= Anna Weinberg (restaurateur) =

American restaurateur

Anna Weinberg has been a restaurateur since the late 1990s. Before that, she was an actress. Weinberg was the co-owner and managing partner of Big Night Restaurant Group, which was dissolved in 2023.

When she was living in NYC and working in restaurants, she met Melissa O’Donnell and when she was 23, they opened a restaurant named Stella.

==Early life==
Weinberg grew up in Waiheke Island, New Zealand and moved to New York City when she was 19. She moved to San Francisco with James Nicholas, her business partner and future husband (they have since divorced).

==Career==

Her first San Francisco restaurant, South, an Australian, New Zealand, South African focused restaurant opened to critical acclaim in 2008. It was reconcepted to Marlowe in 2009.

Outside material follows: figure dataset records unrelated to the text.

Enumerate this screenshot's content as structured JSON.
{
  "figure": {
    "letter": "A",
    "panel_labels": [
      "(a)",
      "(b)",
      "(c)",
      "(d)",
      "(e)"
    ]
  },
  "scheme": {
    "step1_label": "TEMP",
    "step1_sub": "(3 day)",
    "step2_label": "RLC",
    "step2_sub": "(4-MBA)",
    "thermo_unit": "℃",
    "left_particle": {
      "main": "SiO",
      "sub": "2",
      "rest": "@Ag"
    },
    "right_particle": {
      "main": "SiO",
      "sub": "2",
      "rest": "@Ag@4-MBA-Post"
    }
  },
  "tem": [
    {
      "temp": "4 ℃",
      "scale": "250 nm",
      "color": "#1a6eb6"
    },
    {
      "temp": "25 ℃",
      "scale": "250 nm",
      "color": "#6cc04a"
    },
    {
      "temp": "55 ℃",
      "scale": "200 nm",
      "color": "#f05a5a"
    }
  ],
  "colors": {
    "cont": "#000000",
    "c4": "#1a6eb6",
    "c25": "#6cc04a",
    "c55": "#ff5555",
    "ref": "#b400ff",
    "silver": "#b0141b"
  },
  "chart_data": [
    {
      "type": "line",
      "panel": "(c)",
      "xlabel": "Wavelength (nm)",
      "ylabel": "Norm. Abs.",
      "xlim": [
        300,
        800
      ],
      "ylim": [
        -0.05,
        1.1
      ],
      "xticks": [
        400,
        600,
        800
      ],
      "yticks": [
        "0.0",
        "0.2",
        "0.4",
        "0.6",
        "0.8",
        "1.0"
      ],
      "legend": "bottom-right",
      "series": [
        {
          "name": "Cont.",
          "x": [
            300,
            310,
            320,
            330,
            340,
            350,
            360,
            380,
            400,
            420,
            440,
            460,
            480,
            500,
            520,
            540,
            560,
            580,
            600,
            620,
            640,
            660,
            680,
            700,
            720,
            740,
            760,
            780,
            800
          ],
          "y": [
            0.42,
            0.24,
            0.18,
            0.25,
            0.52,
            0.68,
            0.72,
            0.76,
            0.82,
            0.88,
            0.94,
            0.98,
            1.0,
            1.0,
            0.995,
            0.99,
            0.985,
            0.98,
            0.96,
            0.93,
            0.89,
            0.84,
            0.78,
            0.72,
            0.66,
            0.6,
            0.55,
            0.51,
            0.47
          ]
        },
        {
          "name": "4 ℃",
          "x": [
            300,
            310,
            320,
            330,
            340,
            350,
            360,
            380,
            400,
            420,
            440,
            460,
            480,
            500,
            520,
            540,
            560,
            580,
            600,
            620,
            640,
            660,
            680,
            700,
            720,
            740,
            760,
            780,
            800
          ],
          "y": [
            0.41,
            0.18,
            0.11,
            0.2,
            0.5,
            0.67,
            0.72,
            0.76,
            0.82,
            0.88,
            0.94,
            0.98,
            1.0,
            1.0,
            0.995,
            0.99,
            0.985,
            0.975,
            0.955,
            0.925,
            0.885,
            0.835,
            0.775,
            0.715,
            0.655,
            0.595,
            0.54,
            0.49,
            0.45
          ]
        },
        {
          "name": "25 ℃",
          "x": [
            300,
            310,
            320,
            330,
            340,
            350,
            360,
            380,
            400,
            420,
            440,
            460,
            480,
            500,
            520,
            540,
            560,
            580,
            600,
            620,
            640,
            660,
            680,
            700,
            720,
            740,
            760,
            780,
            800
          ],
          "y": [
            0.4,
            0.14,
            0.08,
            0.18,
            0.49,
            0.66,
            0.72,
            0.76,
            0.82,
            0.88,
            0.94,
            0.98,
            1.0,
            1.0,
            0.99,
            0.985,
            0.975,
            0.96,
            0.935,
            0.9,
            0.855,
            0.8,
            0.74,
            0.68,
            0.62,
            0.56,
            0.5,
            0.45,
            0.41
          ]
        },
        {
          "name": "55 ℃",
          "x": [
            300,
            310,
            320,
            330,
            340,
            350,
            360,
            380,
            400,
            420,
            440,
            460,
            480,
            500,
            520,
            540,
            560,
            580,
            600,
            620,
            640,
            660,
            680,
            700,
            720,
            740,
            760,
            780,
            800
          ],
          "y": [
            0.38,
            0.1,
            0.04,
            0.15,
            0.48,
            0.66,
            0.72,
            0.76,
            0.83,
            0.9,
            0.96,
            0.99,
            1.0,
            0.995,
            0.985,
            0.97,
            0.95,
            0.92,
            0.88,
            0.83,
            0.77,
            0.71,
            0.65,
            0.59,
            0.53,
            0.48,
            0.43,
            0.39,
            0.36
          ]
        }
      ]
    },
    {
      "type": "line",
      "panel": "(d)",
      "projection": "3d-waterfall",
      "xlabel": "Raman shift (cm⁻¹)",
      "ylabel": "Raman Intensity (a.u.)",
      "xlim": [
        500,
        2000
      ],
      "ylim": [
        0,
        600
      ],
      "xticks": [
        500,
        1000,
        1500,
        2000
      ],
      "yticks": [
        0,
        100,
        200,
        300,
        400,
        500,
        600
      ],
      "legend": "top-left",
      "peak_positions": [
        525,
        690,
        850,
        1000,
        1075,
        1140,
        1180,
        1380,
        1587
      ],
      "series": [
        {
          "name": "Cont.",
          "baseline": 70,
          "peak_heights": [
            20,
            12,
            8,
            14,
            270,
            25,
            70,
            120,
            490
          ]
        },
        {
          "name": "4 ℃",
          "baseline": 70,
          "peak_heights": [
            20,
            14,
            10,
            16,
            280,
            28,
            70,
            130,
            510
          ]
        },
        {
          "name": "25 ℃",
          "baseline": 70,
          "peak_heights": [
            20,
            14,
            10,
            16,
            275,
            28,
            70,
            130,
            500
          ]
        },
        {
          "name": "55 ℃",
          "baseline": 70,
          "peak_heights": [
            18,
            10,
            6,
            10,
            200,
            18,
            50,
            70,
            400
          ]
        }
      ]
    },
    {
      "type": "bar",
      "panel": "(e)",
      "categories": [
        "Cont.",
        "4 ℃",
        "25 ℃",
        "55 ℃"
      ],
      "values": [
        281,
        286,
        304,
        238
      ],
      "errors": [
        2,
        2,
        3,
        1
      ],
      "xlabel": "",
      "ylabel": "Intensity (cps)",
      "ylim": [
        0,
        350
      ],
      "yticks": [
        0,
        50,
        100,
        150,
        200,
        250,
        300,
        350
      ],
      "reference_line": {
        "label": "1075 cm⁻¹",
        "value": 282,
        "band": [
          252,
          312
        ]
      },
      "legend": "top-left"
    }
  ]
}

She opened Park Tavern, a New York style brasserie, in 2011 with Dave Stanton.

Ken Fulk, Stanton, and Consulting partner Nancy Oaks took over Tosca Cafe in North Beach, San Francisco, in 2019 from previous owners April Bloomfield and Ken Friedman.

She has been involved with several other restaurants, including Park Tavern, The Cavalier, Petit Marlowe, Leo’s Oyster Bar, Marianne's, and Cow Marlowe.

She has said Jonathan Waxman, with whom she worked at Barbuto, taught her everything she knows.